“Yangın faciasından sonra sosyal medya hesaplarından nefret içerikli paylaşımları yapanlara karşı yapılan eleştiriyi anlamlı bulmakla birlikte Baromuza yönelik itham edici ve hedef gösterici ifadelere sessiz kalmamız mümkün değildir” denilen açıklamada, “Diyarbakır Barosu’nun, kurulduğu günden beri adalet ve insan hakları mücadelesiyle yarattığı kimliğin, hukuk camiasında ve toplum nezdindeki saygın yeri herkesin malumudur. Diyarbakır Barosu’nun bu kimliği, şüphesiz sağduyulu ve her türlü güç odağından bağımsız tutumunun eseridir. Diyarbakır Barosu, tüm zorlu koşullarda bu kimliğinden taviz vermediği gibi bu kimliğini korumak adına ağır bedeller ödemiş bir kurumdur” ifadelerine yer verildi.

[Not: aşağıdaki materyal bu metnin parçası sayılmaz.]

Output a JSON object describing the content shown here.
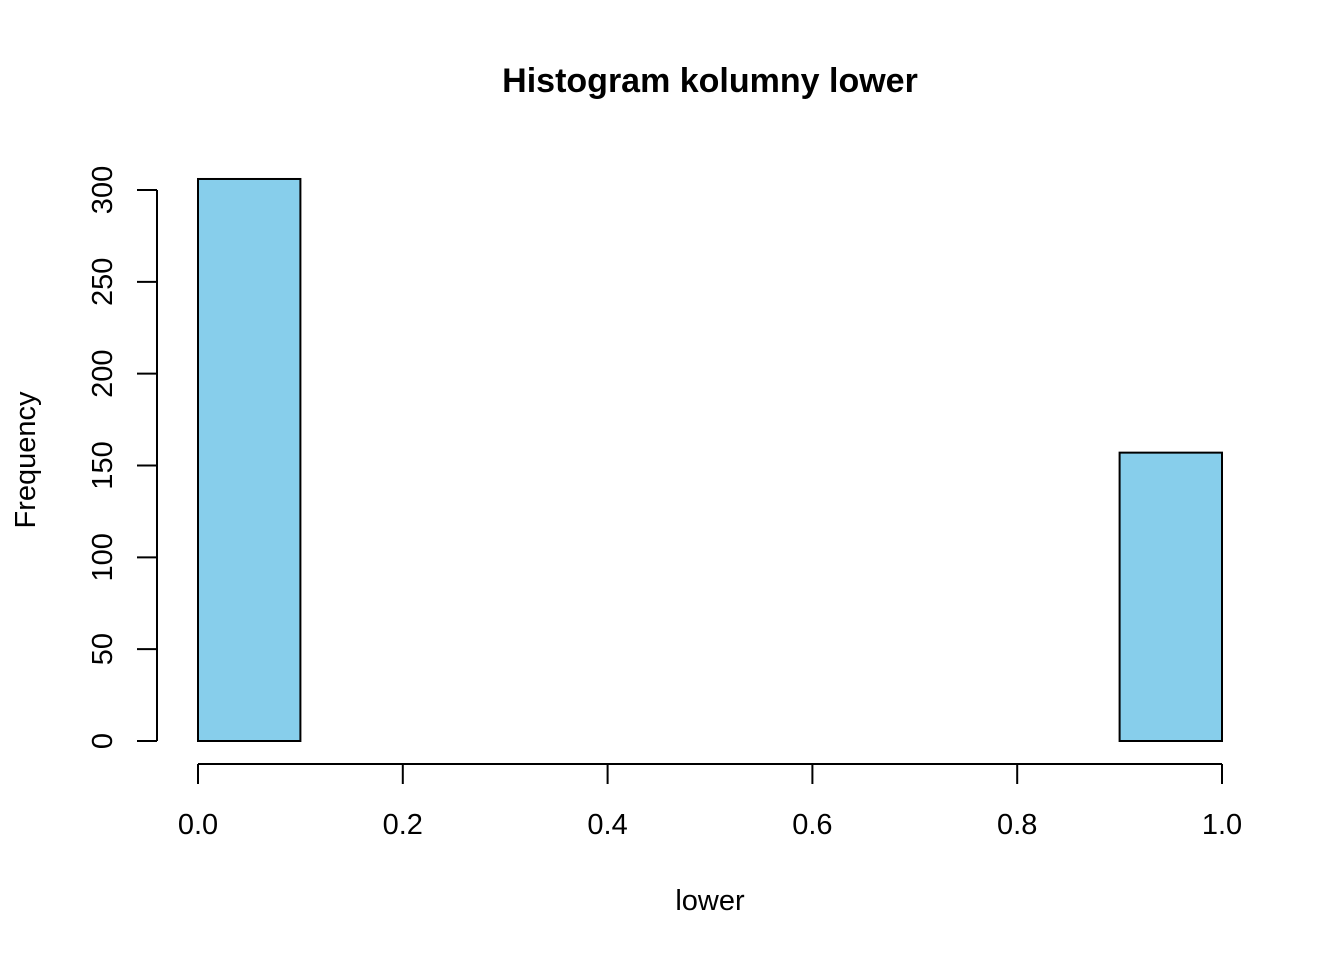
{
  "chart_data": {
    "type": "bar",
    "title": "Histogram kolumny lower",
    "xlabel": "lower",
    "ylabel": "Frequency",
    "bins": [
      {
        "start": 0.0,
        "end": 0.1,
        "count": 306
      },
      {
        "start": 0.1,
        "end": 0.2,
        "count": 0
      },
      {
        "start": 0.2,
        "end": 0.3,
        "count": 0
      },
      {
        "start": 0.3,
        "end": 0.4,
        "count": 0
      },
      {
        "start": 0.4,
        "end": 0.5,
        "count": 0
      },
      {
        "start": 0.5,
        "end": 0.6,
        "count": 0
      },
      {
        "start": 0.6,
        "end": 0.7,
        "count": 0
      },
      {
        "start": 0.7,
        "end": 0.8,
        "count": 0
      },
      {
        "start": 0.8,
        "end": 0.9,
        "count": 0
      },
      {
        "start": 0.9,
        "end": 1.0,
        "count": 157
      }
    ],
    "x_ticks": [
      0.0,
      0.2,
      0.4,
      0.6,
      0.8,
      1.0
    ],
    "x_tick_labels": [
      "0.0",
      "0.2",
      "0.4",
      "0.6",
      "0.8",
      "1.0"
    ],
    "y_ticks": [
      0,
      50,
      100,
      150,
      200,
      250,
      300
    ],
    "y_tick_labels": [
      "0",
      "50",
      "100",
      "150",
      "200",
      "250",
      "300"
    ],
    "xlim": [
      0.0,
      1.0
    ],
    "ylim": [
      0,
      300
    ],
    "bar_color": "#87CEEB",
    "edge_color": "#000000",
    "grid": false,
    "legend": "none"
  }
}
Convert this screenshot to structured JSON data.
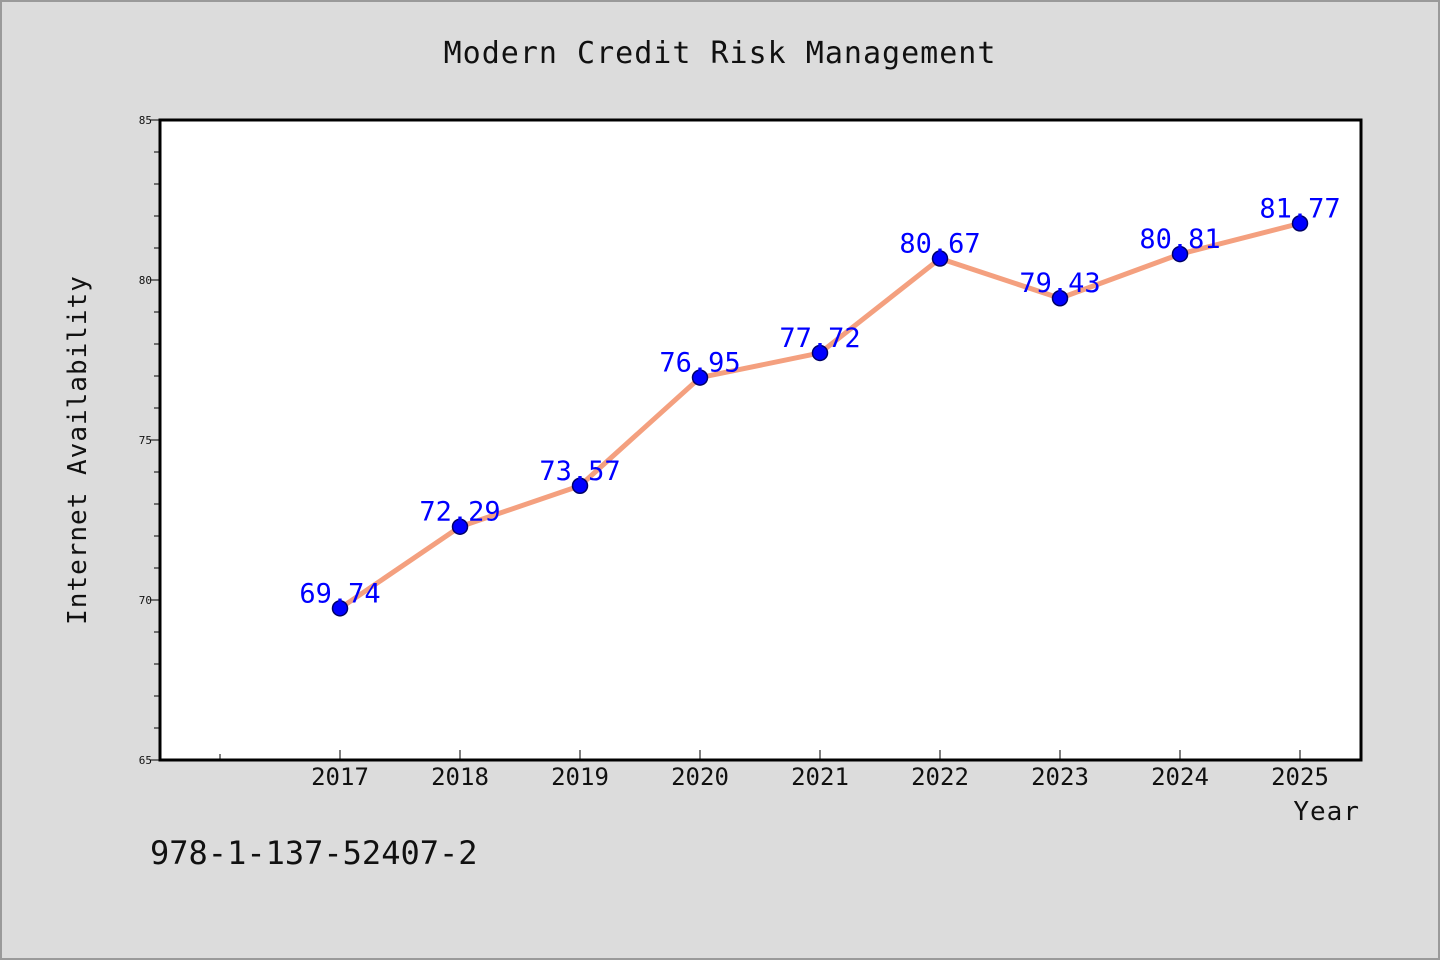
{
  "chart_data": {
    "type": "line",
    "title": "Modern Credit Risk Management",
    "xlabel": "Year",
    "ylabel": "Internet Availability",
    "categories": [
      "2017",
      "2018",
      "2019",
      "2020",
      "2021",
      "2022",
      "2023",
      "2024",
      "2025"
    ],
    "series": [
      {
        "values": [
          69.74,
          72.29,
          73.57,
          76.95,
          77.72,
          80.67,
          79.43,
          80.81,
          81.77
        ]
      }
    ],
    "data_labels": [
      "69.74",
      "72.29",
      "73.57",
      "76.95",
      "77.72",
      "80.67",
      "79.43",
      "80.81",
      "81.77"
    ],
    "ylim": [
      65,
      85
    ],
    "yticks": [
      "65",
      "70",
      "75",
      "80",
      "85"
    ],
    "grid": false,
    "colors": {
      "line": "#f4a07f",
      "marker_fill": "#0000ff",
      "marker_edge": "#000066",
      "data_label": "#0000ff",
      "background": "#dcdcdc",
      "plot_background": "#ffffff"
    }
  },
  "footer": {
    "isbn": "978-1-137-52407-2"
  }
}
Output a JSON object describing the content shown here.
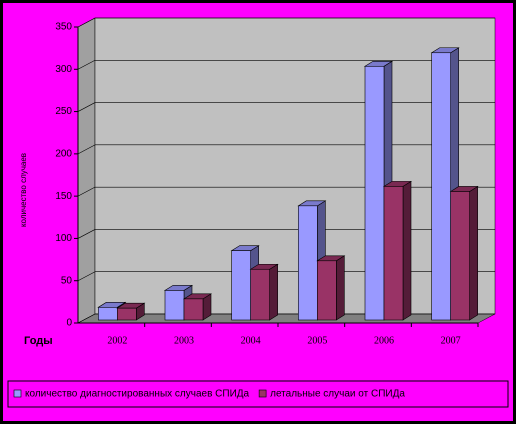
{
  "chart_data": {
    "type": "bar3d",
    "y_label": "количество случаев",
    "x_label": "Годы",
    "categories": [
      "2002",
      "2003",
      "2004",
      "2005",
      "2006",
      "2007"
    ],
    "series": [
      {
        "name": "количество диагностированных случаев СПИДа",
        "color": "#9999ff",
        "values": [
          15,
          35,
          82,
          135,
          300,
          316
        ]
      },
      {
        "name": "летальные случаи от СПИДа",
        "color": "#993366",
        "values": [
          14,
          25,
          60,
          70,
          158,
          152
        ]
      }
    ],
    "ylim": [
      0,
      350
    ],
    "yticks": [
      0,
      50,
      100,
      150,
      200,
      250,
      300,
      350
    ],
    "grid": true,
    "legend": "bottom"
  }
}
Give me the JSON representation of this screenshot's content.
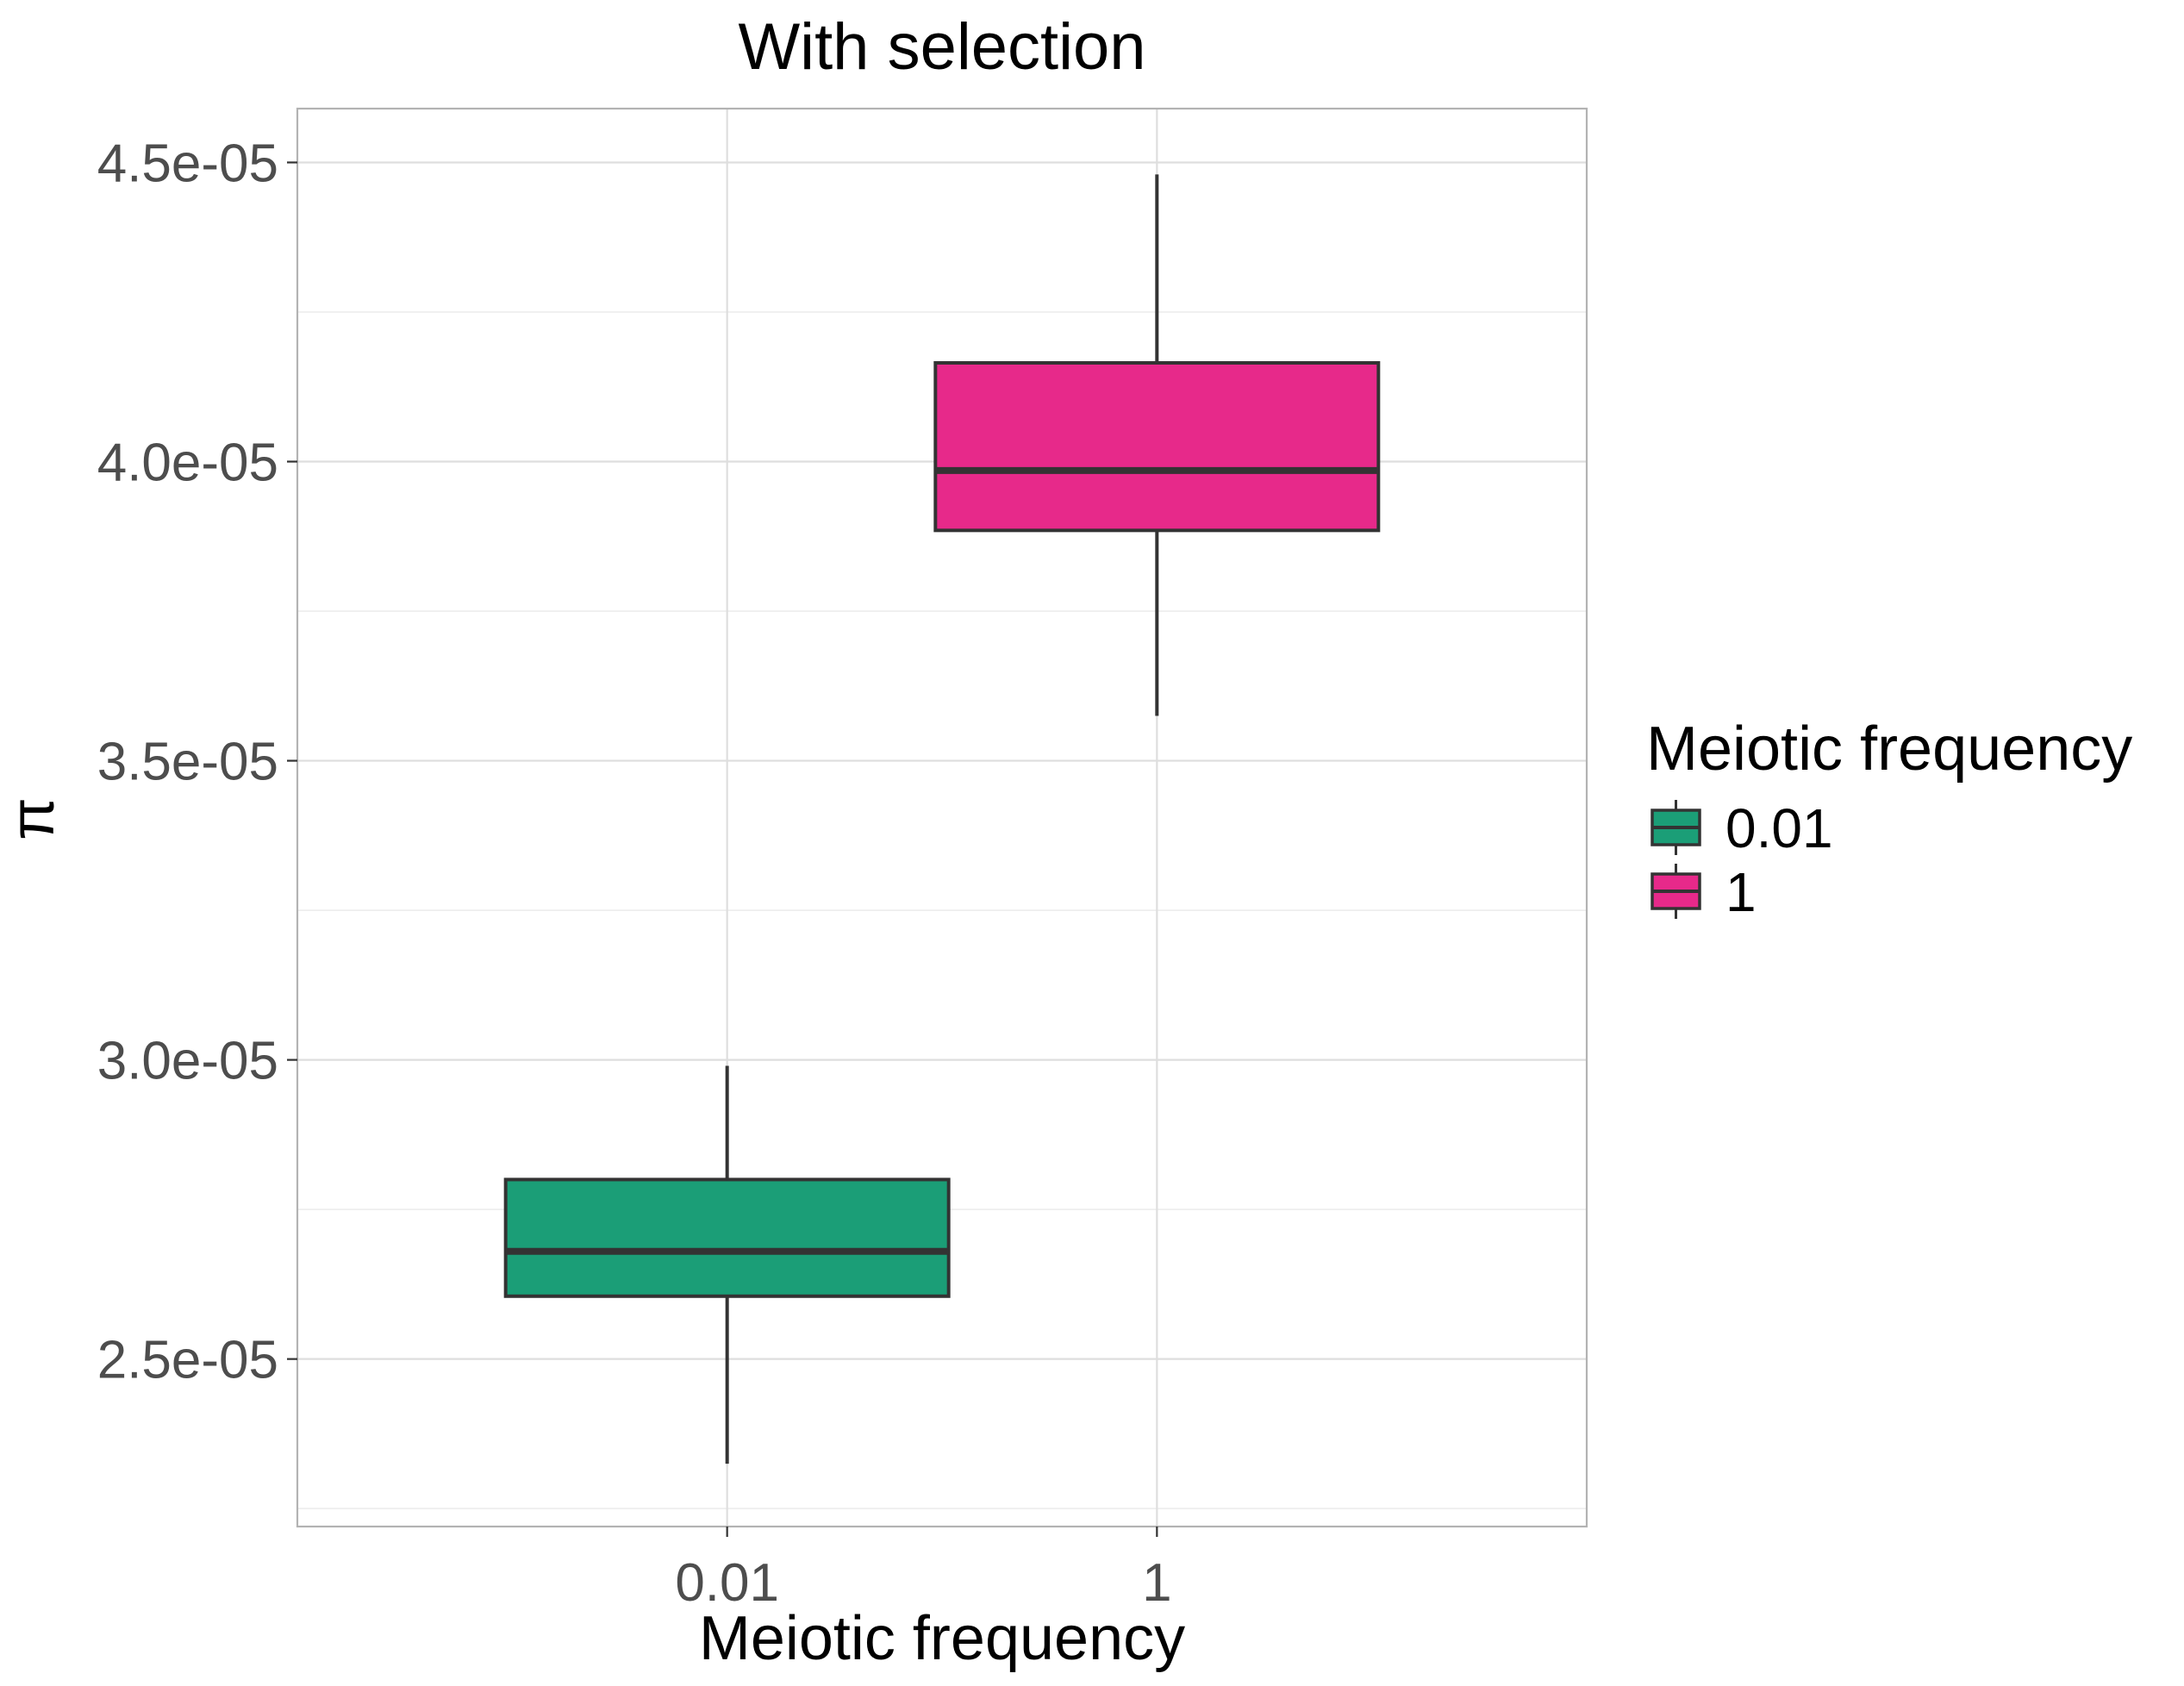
{
  "chart_data": {
    "type": "boxplot",
    "title": "With selection",
    "xlabel": "Meiotic frequency",
    "ylabel": "π",
    "categories": [
      "0.01",
      "1"
    ],
    "y_ticks": [
      {
        "value": 2.5e-05,
        "label": "2.5e-05"
      },
      {
        "value": 3e-05,
        "label": "3.0e-05"
      },
      {
        "value": 3.5e-05,
        "label": "3.5e-05"
      },
      {
        "value": 4e-05,
        "label": "4.0e-05"
      },
      {
        "value": 4.5e-05,
        "label": "4.5e-05"
      }
    ],
    "ylim": [
      2.22e-05,
      4.59e-05
    ],
    "grid": true,
    "legend": {
      "title": "Meiotic frequency",
      "position": "right",
      "entries": [
        {
          "label": "0.01",
          "color": "#1b9e77"
        },
        {
          "label": "1",
          "color": "#e7298a"
        }
      ]
    },
    "boxes": [
      {
        "category": "0.01",
        "color": "#1b9e77",
        "min": 2.325e-05,
        "q1": 2.605e-05,
        "median": 2.68e-05,
        "q3": 2.8e-05,
        "max": 2.99e-05
      },
      {
        "category": "1",
        "color": "#e7298a",
        "min": 3.575e-05,
        "q1": 3.885e-05,
        "median": 3.985e-05,
        "q3": 4.165e-05,
        "max": 4.48e-05
      }
    ]
  }
}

Diyarbakır’da 20 Haziran günü yaşanan ve 15 kişinin hayatını kaybettiği yangının ardından baronun savcılığa suç duyurusunda bulunduğu hatırlatılan açıklama, şöyle devam etti:
“Suç duyurusuyla; MHP Genel Başkanı Devlet Bahçeli’nin de ifade ettiği gibi ‘nefretlerini dışa vuran, kinlerini deşifre edenlere’ yönelik yargı makamlarının hukuki süreci başlatması, yıllardır süre gelen nefret içerikli ve ayrımcı dilin cezasız kalmaması ve bir daha benzer söylemlerin önüne geçilerek toplumsal barışa ve bir arada yaşama kültürüne katkı sunmak amaçlanmıştır.
Nitekim Avukatlık Kanununun Barolara, hukukun üstünlüğünü koruma ve insan haklarını savunma sorumluluğunu yüklediğini bir kez daha hatırlatmakta fayda görmekteyiz.
Bu vesileyle ifade etmek isteriz ki, Diyarbakır Barosu’nun dili, hukuk ve adaletin dili; açıklamaları, tarihsel tutumuyla uyumlu kurumsal duruşunun eseri; hedefi ise adil ve barışın hakim olduğu toplumsal bir yaşam düzeninin inşasına katkı sunmaktır.”
MHP Genel Başkanı Devlet Bahçeli’nin, Diyarbakır’da başlayan ve Mardin’e de sıçrayan yangınla ilgili olarak, “Yangını bahane ederek potansiyel nefretlerini dışa vuran, kinlerini deşifre eden her kim ve kimler varsa tescilli Türkiye muhalifi ve milli birlik muarızıdır.
Diyarbakır Barosu’nun 22 Haziran’da yaptığı açıklamada, sosyal medya aracılığıyla Kürt kökenli kardeşlerimize hakaret ve nefret içerikli paylaşımlarda bulunanlar hakkında suç duyurusunda bulunulduğu ifade edilmiştir.
Hiçbir sağduyu ve vicdan sahibi Türk vatandaşı bu tip ayırıcı ve bölücü bir komplonun kıyısında köşesinde, yanında yöresinde yer alamaz. Sosyal medyada tedavüle sokulan kara kampanyanın, müfteri ve müfsit ifadelerin failleri bu milletin zaten evladı olarak görülemez. Ancak Diyarbakır Barosu’nun sivri ve sipariş açıklamasıyla hangi emel ve hedefleri canlı tutmak istediği de gözden uzak tutulamaz” demişti.